しかして夏服の収納はまだ先。こんな時期にこそ行っておけば安心な事がある。礼服の点検だ。生活様式の欧米化が進み、秋は慶事が多くなった。不測のお悔やみに参列する機会があるかもしれない。いざタンスから出してみたスーツがシワだらけでは格好がつかぬ。いわんやウエストが窮屈だったり、前日になって虫食いに気づいたのでは、いかにも施しようが無い。

いまでは洋服のリフォームを取り扱うお店も多い。生地のほころびを確かに修繕する技術もある。夏の間、ビールで喜ばせしまった腹周りにとって、久しぶりに穿くパンツは脅威なのだねえ。

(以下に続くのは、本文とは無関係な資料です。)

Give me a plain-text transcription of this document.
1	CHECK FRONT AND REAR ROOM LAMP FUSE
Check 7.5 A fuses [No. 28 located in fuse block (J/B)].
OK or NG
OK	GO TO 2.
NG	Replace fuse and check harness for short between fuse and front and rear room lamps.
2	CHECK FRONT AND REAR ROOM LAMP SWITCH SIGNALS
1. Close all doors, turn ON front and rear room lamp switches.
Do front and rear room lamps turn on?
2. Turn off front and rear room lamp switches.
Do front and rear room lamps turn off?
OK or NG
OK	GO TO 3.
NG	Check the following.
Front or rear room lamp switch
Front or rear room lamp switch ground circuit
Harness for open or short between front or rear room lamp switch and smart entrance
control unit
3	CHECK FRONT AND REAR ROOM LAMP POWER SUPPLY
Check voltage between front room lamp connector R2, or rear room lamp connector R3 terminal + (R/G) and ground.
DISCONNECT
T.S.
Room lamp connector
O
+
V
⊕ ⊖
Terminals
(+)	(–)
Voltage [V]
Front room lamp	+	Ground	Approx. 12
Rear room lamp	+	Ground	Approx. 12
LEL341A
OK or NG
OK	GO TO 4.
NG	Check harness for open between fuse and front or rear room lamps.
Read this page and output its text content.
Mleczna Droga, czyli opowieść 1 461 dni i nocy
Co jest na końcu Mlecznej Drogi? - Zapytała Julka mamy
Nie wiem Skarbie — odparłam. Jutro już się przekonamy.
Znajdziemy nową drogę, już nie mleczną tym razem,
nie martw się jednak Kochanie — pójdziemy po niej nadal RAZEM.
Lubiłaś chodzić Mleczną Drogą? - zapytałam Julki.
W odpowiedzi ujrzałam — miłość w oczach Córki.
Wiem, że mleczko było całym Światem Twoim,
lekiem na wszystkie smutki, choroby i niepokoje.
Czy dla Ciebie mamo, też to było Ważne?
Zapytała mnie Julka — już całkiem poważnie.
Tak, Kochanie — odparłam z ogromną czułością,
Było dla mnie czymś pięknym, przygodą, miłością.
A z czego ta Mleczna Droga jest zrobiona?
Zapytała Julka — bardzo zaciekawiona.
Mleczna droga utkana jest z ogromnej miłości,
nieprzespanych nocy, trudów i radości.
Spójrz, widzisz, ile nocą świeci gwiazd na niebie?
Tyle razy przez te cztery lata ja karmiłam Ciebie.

おおよそ礼服を着用するときは、ついでの用向きではない。したがって一式をきちんとまとめて保管しておけば、直前になって慌てる事なく過ごせるものだ。スーツはもとより、慶弔に用いるタイ、白のプレーンなシャツ、黒いソックス。それに相応しいハンカチなども取りそろえておけば万全。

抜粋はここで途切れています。